About me: I am a transgendered person in my mid-to-late 40's, for the most part closeted. Most of the time you will see me as a married father of two college-age people (I can't call them children anymore, but they are my kids and I love them to pieces and am so proud of them). My wife is the most wonderfully accepting woman in the world who is struggling to figure out how to deal with this fact. We've been married over twenty years, and while she had discovered my trans-ness in the early 1990's it wasn't until 2006 that I gave in and accepted that I was transgendered and came out to her in the fall of that year.

Our youngest child, our son, is also suffering from depression which in the past has made him suicidal but he is doing a lot better these days. He came out about his depression a couple of weeks after I came out about being transgendered to my wife, so my wife had a really rough year. Oh, my kids do not know that I am transgendered, and we're not sure when is the best time to tell them, if ever.

I've also been active online since I accepted myself as transgendered and have made a lot of good friends through various on-line forums for others like myself.
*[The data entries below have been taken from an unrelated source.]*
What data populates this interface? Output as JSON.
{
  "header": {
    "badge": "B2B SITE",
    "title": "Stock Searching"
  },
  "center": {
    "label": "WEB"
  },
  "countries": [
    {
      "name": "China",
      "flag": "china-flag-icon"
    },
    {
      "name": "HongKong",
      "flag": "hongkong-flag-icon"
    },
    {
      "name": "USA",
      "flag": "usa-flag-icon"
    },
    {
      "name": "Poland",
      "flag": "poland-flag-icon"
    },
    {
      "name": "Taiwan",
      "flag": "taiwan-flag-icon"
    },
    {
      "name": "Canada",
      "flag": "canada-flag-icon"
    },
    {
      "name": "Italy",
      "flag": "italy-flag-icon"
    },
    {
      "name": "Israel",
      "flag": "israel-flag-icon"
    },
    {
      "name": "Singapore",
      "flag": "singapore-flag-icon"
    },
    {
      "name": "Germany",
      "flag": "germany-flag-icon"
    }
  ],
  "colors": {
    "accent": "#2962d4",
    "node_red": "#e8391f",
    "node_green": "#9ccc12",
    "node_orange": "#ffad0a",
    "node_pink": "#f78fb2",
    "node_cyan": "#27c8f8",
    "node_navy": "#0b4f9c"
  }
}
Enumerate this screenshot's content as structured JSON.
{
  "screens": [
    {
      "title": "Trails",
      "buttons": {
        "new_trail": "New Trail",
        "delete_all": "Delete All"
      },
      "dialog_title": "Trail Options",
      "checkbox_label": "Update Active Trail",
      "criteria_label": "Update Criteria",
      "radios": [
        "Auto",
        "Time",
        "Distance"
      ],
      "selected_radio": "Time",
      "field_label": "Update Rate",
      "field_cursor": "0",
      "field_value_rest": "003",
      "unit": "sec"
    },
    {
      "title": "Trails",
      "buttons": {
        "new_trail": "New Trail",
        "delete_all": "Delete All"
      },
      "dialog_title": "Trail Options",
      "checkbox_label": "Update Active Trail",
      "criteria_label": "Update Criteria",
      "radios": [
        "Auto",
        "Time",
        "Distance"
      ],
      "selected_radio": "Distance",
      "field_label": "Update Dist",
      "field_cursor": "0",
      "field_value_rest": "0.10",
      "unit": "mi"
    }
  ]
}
Because of my situation I am extra interested in the plight of spouses of transgendered people (such as my wife). I think it's an underserved group that could benefit from a much better support structure than currently exists. I describe the coming out process to a wife as a small change for us but the equivalent of dropping a bombshell on them. We transgendered people have struggled with this all our lives, so coming out to someone represents overcoming our shame and fear and getting to a level of trust that we're exposing something so personal. But the receiver (our wife), who may have no inkling, finds their whole world turned upside-down. My heart goes out for all of those wives who have gone through this, and I am awed by the number of women who choose to stay with their spouse despite this.

Anyway, thanks for listening. I will have more to say about things here; perhaps some of it will be coherent, and even useful.